Orucun tarih boyunca gelmiş bütün ilahi dinlerin asıllarında bir ibadet olarak yer alması zamanın değişmesiyle değişmeyen insan doğasının terbiyesi için buna ihtiyaç duyulmasındandır. Kişinin kendisini güzel huylarla süslemesi, ahlakını güzelleştirmesi, ruhunu kemale erdirmesi, gidişatını yoluna sokması; kişiliğinde, ahlakında beğenmediği, eksik gördüğü, aksayan tarafları telafi edebilmesi için oruç çok büyük bir yardımcıdır.

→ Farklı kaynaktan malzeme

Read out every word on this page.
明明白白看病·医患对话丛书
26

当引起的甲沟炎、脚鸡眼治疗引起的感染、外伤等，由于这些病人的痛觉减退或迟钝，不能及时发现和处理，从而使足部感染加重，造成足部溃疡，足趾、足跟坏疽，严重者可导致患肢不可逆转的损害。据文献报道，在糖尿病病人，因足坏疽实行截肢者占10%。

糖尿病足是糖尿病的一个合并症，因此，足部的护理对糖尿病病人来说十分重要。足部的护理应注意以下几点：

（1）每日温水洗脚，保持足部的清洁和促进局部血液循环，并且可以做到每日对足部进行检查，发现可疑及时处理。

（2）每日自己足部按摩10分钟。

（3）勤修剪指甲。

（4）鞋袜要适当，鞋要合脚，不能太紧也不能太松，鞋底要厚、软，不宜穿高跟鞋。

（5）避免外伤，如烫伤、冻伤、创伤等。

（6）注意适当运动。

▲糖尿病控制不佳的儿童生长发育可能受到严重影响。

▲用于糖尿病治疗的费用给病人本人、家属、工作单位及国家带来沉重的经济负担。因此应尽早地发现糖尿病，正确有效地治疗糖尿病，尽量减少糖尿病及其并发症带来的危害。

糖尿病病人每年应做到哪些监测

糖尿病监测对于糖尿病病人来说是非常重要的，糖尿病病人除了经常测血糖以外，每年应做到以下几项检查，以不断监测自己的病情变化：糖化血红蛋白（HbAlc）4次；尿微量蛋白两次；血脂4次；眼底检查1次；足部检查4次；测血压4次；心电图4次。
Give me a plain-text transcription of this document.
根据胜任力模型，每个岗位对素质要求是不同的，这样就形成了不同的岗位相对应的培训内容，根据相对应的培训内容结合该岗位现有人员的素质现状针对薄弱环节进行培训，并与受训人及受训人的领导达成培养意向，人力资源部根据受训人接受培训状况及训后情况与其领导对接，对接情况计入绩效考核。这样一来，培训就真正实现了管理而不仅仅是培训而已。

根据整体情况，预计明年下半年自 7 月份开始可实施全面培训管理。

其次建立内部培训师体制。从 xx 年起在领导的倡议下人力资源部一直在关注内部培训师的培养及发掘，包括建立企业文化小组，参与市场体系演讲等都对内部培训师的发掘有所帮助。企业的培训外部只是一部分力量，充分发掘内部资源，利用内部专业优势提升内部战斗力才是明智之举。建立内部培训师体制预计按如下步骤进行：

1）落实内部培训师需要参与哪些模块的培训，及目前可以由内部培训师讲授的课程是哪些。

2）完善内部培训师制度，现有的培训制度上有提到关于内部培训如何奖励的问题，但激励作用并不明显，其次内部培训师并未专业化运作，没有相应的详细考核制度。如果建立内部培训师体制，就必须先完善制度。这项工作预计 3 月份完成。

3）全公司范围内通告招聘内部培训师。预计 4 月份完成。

Fakat diğer dinlerde oruç, asli unsuru olan ibadet kimliğinden çıkarılıp hem oruçluyken yasaklanan davranışlar konusunda hem de oruçlu olma süresinde çeşitli değişiklikler yapılarak bir tür perhize dönüştürülmüştür.

Neden Oruç

Oruç İslam Dininin beş temel esasından ve en büyük farzlarındandır. İbadetlerin hikmetlerinden bahsederken değindiğimiz gibi oruçta da en temel hikmet Allah'a saygı ve bağlılığımızı O'nun istediği şekilde ifade etmek yani ubudiyyetttir. Allah emretti diye sahura kalkmak, Allah emretti diye iftar sofrasının başında önümüzdeki yemeklere elimizi uzatabilmek için ezanı beklemek... Ne müthiş bir şeydir bu. Rabbimiz bizi kendisine teslim olma ve bağlılık gösterme noktasında oruç vesilesiyle eğitiyor, Allah'a bağlılığı ve ona teslim olmayı, sorgulamadan ikiletmeden emirlerini yerine getirmeyi bize öğretiyor.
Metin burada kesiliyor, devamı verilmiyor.